You know the songs that you just have memorized your whole life? It was totally one of those songs for me. My mom really loves that song — around when it came out, she’d play it all the time. It reminded me of writing in the back of my mom’s minivan and a much simpler time. It has always been the epitome of a joyful, hopeful song for me.

It’s also just such a good song, obviously. I went through a pretty intense pretentious indie kid phase, where I had zero appreciation for pop music. But working on that song, I was like, “This is a really well-written song, objectively.” That part of me wanted to remind people about it. I wasn’t at all expecting anything that happened from it to happen. I was seeing it as a fun side thing that I could put out in between albums. But thank God for TikTok.

How does your process for recording a cover compare to creating original music?

Working on my own music is definitely edifying and therapeutic, but it’s intense. It’s hard for me to have a lot of fun working on music these days because there is all the pressure of [thinking that] these words that I’m going to sing right now are going to be there forever. The majority of the people in the world that know anything about me are going to only know these lyrics about me, and that’s just really heavy. It was really nice to just have fun producing something. I’ve always really loved production.

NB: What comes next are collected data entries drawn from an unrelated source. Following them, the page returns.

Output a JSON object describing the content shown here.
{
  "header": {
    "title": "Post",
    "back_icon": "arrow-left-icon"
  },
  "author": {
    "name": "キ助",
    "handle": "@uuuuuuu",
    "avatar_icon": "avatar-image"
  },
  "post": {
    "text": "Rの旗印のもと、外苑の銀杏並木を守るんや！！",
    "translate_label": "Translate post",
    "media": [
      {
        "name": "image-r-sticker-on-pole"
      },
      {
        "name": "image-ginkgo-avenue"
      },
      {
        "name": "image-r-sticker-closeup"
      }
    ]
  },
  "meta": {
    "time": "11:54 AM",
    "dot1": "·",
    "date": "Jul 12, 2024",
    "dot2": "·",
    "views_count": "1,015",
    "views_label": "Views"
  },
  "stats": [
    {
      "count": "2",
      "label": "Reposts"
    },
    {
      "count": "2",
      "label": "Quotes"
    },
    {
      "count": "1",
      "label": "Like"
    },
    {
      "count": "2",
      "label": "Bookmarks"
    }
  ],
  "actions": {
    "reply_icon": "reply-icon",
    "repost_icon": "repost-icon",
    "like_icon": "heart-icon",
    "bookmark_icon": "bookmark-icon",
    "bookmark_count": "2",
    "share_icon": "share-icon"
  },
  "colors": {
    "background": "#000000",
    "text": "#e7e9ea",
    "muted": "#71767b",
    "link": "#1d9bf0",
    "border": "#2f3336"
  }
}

Why is it important to you that fans are listening to Rae’s original version, too?

Songwriting will always be the main driving force behind how much anybody likes a song. I think people give me way too much credit for doing cool production because it’s not the production that gets people dancing to it or makes people really like it. It’s the fact that it’s just a really good song.

You signed a record deal with Disruptor/Columbia in September. What was that process like? Why is this the right home for you?

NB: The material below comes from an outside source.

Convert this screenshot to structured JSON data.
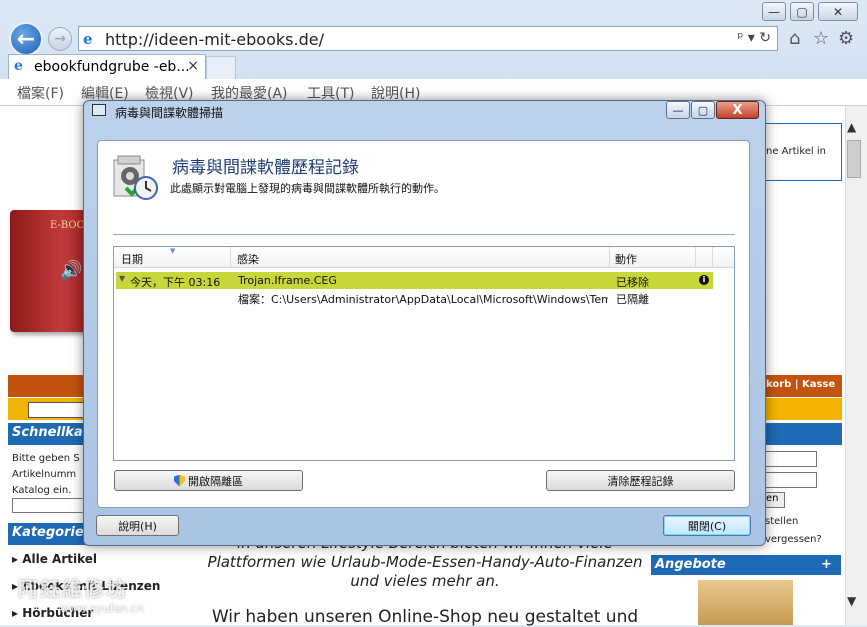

It was a crazy few days. The TikTok stuff started happening and then the streaming numbers started going up a lot. And then my manager was like, “Hey man, we’ve got five calls today, five calls tomorrow and six calls the next day.” It was pretty intense. But we’ve actually been talking to Disruptor for over a year now. It just felt right. When they said, “We don’t just care about this song, we really like what you’re doing with the project,” that was the one group of people that I could fully trust on that.

For Columbia, my manager and I were really impressed with the people there. They’re really music-minded people, and the deals they offer are super artist-friendly. I don’t think I want to do the whole, sign to a major label, go super pop with everything [route], and they made it seem like that’s not something they’re going to pressure me to do. They’re going to help me if I need help with stuff and with the songs I’m working on — and if I don’t want their help, then they’re going to stay out of my way. They’ve done a great job of that so far.